Town seeks extension in Wellfleet Harbor dredgeDecember 29, 2020 | Denise Coffey | Website
The Quincy-based dredging and marine contracting company is supposed to finish dredging a portion of Wellfleet Harbor by Thursday. That date marks the end of the season for the disposal of dredge spoils at the Cape Cod Bay Disposal Area.
But the presence of right whales near the disposal area could complicate efforts to get work done by the end of the year, and town officials say an extension is unlikely.
Joseph Aberdale, who co-chairs the town's Dredge Task Force, said the company will come close to dredging the majority of the 48,000 cubic yards the town wanted removed. About 32,000 cubic yards are expected to be removed, more than the minimum threshold of 30,000 cubic yards called for in the company's contract.
There is a slim chance that the U.S. Army Corps of Engineers will approve an extension for the project to continue through Jan.15.
“We don’t think that’s going to happen,” Assistant Town Administrator Michael Trovato said.
Right whales have been spotted in Cape Cod Bay where the dredged material is disposed of. The population of the endangered animals is down to below 400, and it's believed that the Army Corps will give preference to the whales’ welfare over the extension.
Aberdale and task force co-chair Christopher Allgeier will be ready to give the authorization for the continuance if it receives approval from the Army Corps. If the extension isn't approved, the town would have to pay Cashman to wait to finish the work.

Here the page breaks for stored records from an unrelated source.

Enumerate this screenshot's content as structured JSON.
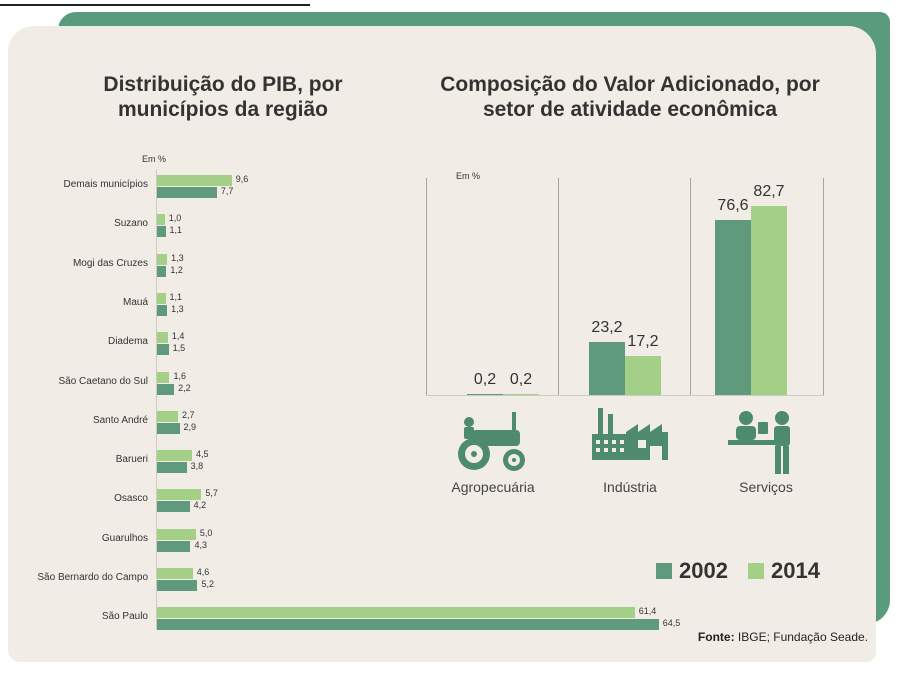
{
  "chart_data": [
    {
      "type": "bar",
      "orientation": "horizontal",
      "title": "Distribuição do PIB, por municípios da região",
      "unit": "Em %",
      "categories": [
        "Demais municípios",
        "Suzano",
        "Mogi das Cruzes",
        "Mauá",
        "Diadema",
        "São Caetano do Sul",
        "Santo André",
        "Barueri",
        "Osasco",
        "Guarulhos",
        "São Bernardo do Campo",
        "São Paulo"
      ],
      "series": [
        {
          "name": "2014",
          "color": "#a4cf86",
          "values": [
            9.6,
            1.0,
            1.3,
            1.1,
            1.4,
            1.6,
            2.7,
            4.5,
            5.7,
            5.0,
            4.6,
            61.4
          ],
          "labels": [
            "9,6",
            "1,0",
            "1,3",
            "1,1",
            "1,4",
            "1,6",
            "2,7",
            "4,5",
            "5,7",
            "5,0",
            "4,6",
            "61,4"
          ]
        },
        {
          "name": "2002",
          "color": "#5e9a7b",
          "values": [
            7.7,
            1.1,
            1.2,
            1.3,
            1.5,
            2.2,
            2.9,
            3.8,
            4.2,
            4.3,
            5.2,
            64.5
          ],
          "labels": [
            "7,7",
            "1,1",
            "1,2",
            "1,3",
            "1,5",
            "2,2",
            "2,9",
            "3,8",
            "4,2",
            "4,3",
            "5,2",
            "64,5"
          ]
        }
      ]
    },
    {
      "type": "bar",
      "title": "Composição do Valor Adicionado, por setor de atividade econômica",
      "unit": "Em %",
      "categories": [
        "Agropecuária",
        "Indústria",
        "Serviços"
      ],
      "ylim": [
        0,
        100
      ],
      "series": [
        {
          "name": "2002",
          "color": "#5e9a7b",
          "values": [
            0.2,
            23.2,
            76.6
          ],
          "labels": [
            "0,2",
            "23,2",
            "76,6"
          ]
        },
        {
          "name": "2014",
          "color": "#a4cf86",
          "values": [
            0.2,
            17.2,
            82.7
          ],
          "labels": [
            "0,2",
            "17,2",
            "82,7"
          ]
        }
      ]
    }
  ],
  "icons": [
    "tractor-icon",
    "factory-icon",
    "services-icon"
  ],
  "legend": {
    "items": [
      {
        "label": "2002",
        "color": "#5e9a7b"
      },
      {
        "label": "2014",
        "color": "#a4cf86"
      }
    ]
  },
  "source": {
    "label": "Fonte:",
    "text": " IBGE; Fundação Seade."
  }
}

The dredge permit expires at midnight on Thursday. The town will have to pay Cashman $45,000 a day if they want the company to wait for an approval.
Aberdale and Allgeier, together with Trovato and Assistant Harbormaster William Sullivan, will make a decision on Thursday about whether and how long they want Cashman to wait for the extension.
On Monday, the committee indicated a willingness to wait one or two days at the most.
A more likely scenario is that the remaining material will be dredged in October. The $2.6 million contract with Cashman is based on removing 163,800 cubic yards of spoils from Area One, which is situated around the town pier, boat launch and fuel pumps. The company was able to begin the project this year after the Army Corps completed its dredge of the federal channel.
The number of cubic yards the company actually draws out is what they’ll be paid for, Trovato said.
Aberdale expects that the rest of Area One can be dredged in 2021. The town could conceivably begin dredging in Area Two in the fall, where an estimated 269,000 cubic yards are set to be removed from the mooring area in the harbor.
But there are a few roadblocks standing in the way of permits for Area Two.
Because it’s been more than 50 years since Area Two was last dredged, it’s considered a “new” dredge project. With that distinction, more requirements and obligations are needed to secure the necessary permitting, according to Aberdale.
The National Marine Fisheries Service has signaled some objections to the town’s dredge plan for Area Two. The area has been characterized as a beneficial mud flat with living organisms by the DMF, Aberdale said.
“We need to enter into a phase of negotiation with the fisheries service and the Corps,” he said.
Aberdale expects the town will have to come up with mitigation plans in the form of cash payments, an environmental project or a combination of both that will offset the impact of the “new” dredging in Area Two.